Verkeersdeskundigen waren aanvankelijk sceptisch: die nieuwe maximumsnelheid? Daar gaan de meesten zich niets van aantrekken. Maar ze krijgen ongelijk.

Uit landelijke cijfers van de politie blijkt dat verreweg de meeste weggebruikers zich keurig houden aan de nieuwe spelregels die voorschrijven dat je overdag nergens harder mag rijden dan 100 kilometer per uur. ‘s Avonds en ‘s nachts kan – tussen 19.00 en 06.00 uur – het gaspedaal dan weer wat dieper ingetrapt worden. Slechts een kleine 6 procent houdt zich niet aan de nieuwe limiet, blijkt uit de politiecijfers.

De nieuwe maximumsnelheid ging op 16 maart in. In de vijf maanden erna, tot en met 10 augustus, klokte de Landelijke Eenheid van de Nationale Politie bij 514 radar-snelheidscontroles ruim drie miljoen voertuigen. Daarvan reed 5,6 procent te hard: bijna 172.000 bestuurders kregen een proces-verbaal.
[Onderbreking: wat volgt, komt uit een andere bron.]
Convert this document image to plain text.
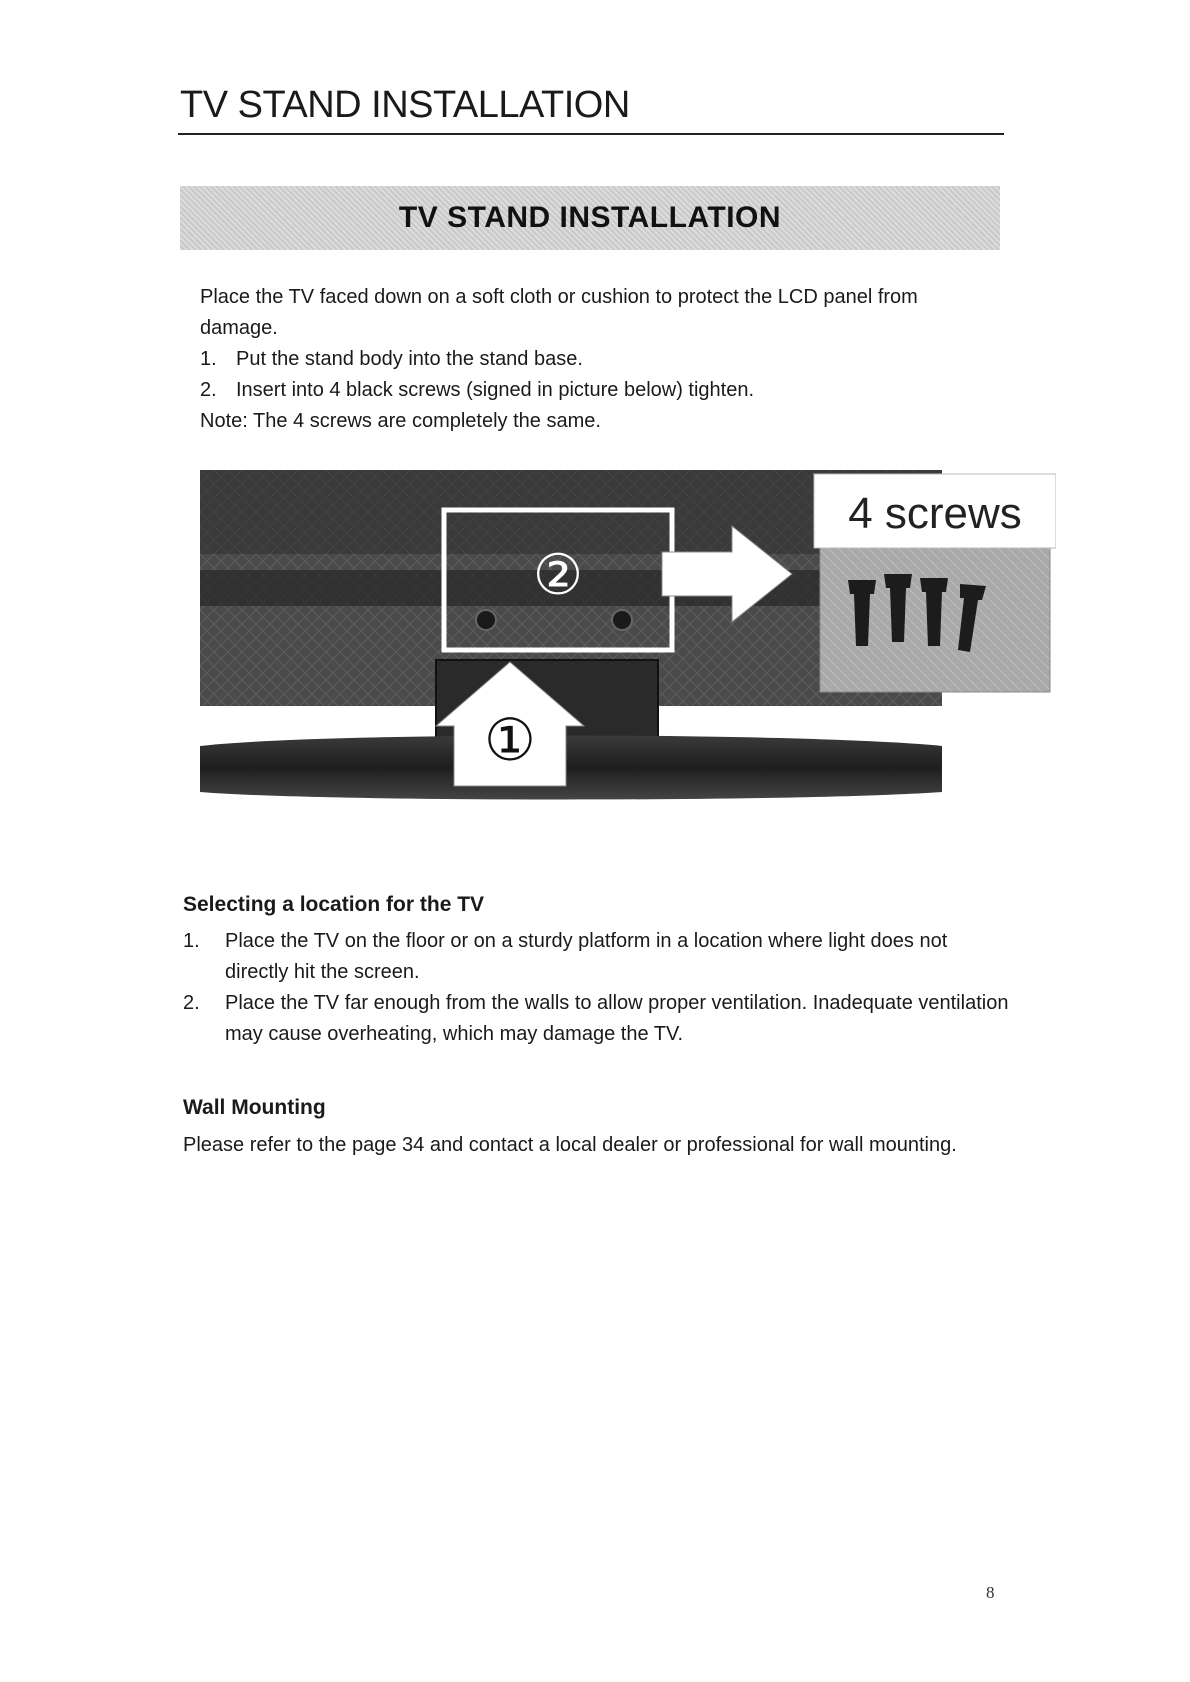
TV STAND INSTALLATION
TV STAND INSTALLATION
Place the TV faced down on a soft cloth or cushion to protect the LCD panel from damage.
1. Put the stand body into the stand base.
2. Insert into 4 black screws (signed in picture below) tighten.
Note: The 4 screws are completely the same.
4 screws
②
①
Selecting a location for the TV
1.	Place the TV on the floor or on a sturdy platform in a location where light does not directly hit the screen.
2.	Place the TV far enough from the walls to allow proper ventilation. Inadequate ventilation may cause overheating, which may damage the TV.
Wall Mounting
Please refer to the page 34 and contact a local dealer or professional for wall mounting.
8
Volgens politiewoordvoerder Bobby Markus houdt het overgrote deel van de weggebruikers zich dus netjes aan de 100. “Daar waar de snelheid wel wordt overschreden, is dat in veel gevallen een relatief geringe overschrijding”, laat hij weten. Dat wil volgens hem overigens niet zeggen dat daardoor de verkeersveiligheid ook slechts in geringe mate in het gedrang komt: een kleine overschrijding kan ook grote gevolgen hebben.

Wegbeheerder Rijkswaterstaat is blij verrast: “Het verkeer houdt zich opvallend goed aan de nieuwe maximum snelheid”, constateert woordvoerster Firdevs Akkaya. “Hoewel je altijd uitzonderingen hebt. Maar dat was voor de verlaging niet anders.” Recente ongevallencijfers heeft Rijkswaterstaat nog niet. “Maar we hebben stellig de indruk dat ook die lager liggen dan normaal. Wel is het moeilijk een causaal verband te leggen met de nieuwe maximumsnelheid; vanwege de coronacrisis en vooral tijdens de lockdown was het natuurlijk een stuk rustiger op de weg.”

De aangekondigde snelheidsverlaging kreeg begin dit jaar weinig steun van autorijdend Nederland. Bij een  onderzoek van EenVandaag en het AD onder 30.000 verkeersdeelnemers zei een ruime meerderheid dat zij zich er niet aan zouden gaan houden. Velen vonden de maatregel ‘betuttelend’. Bovendien zou deze niet bijdragen aan de verkeersveiligheid.

 

Tegenstanders van de lagere maximumsnelheid, zoals de ANWB (‘snelwegen en auto’s zijn gemaakt om 130 te rijden’) en de Vereniging Zakelijke Rijders (‘100 rijden is onnatuurlijk en voelt niet lekker’) blijven benadrukken dat het hier om een tijdelijke maatregel gaat. Die weer teruggedraaid moet worden. “Als er niet meer over gepraat wordt, is de regel dadelijk blijvend. De ANWB zal er op blijven letten”, aldus een woordvoerder.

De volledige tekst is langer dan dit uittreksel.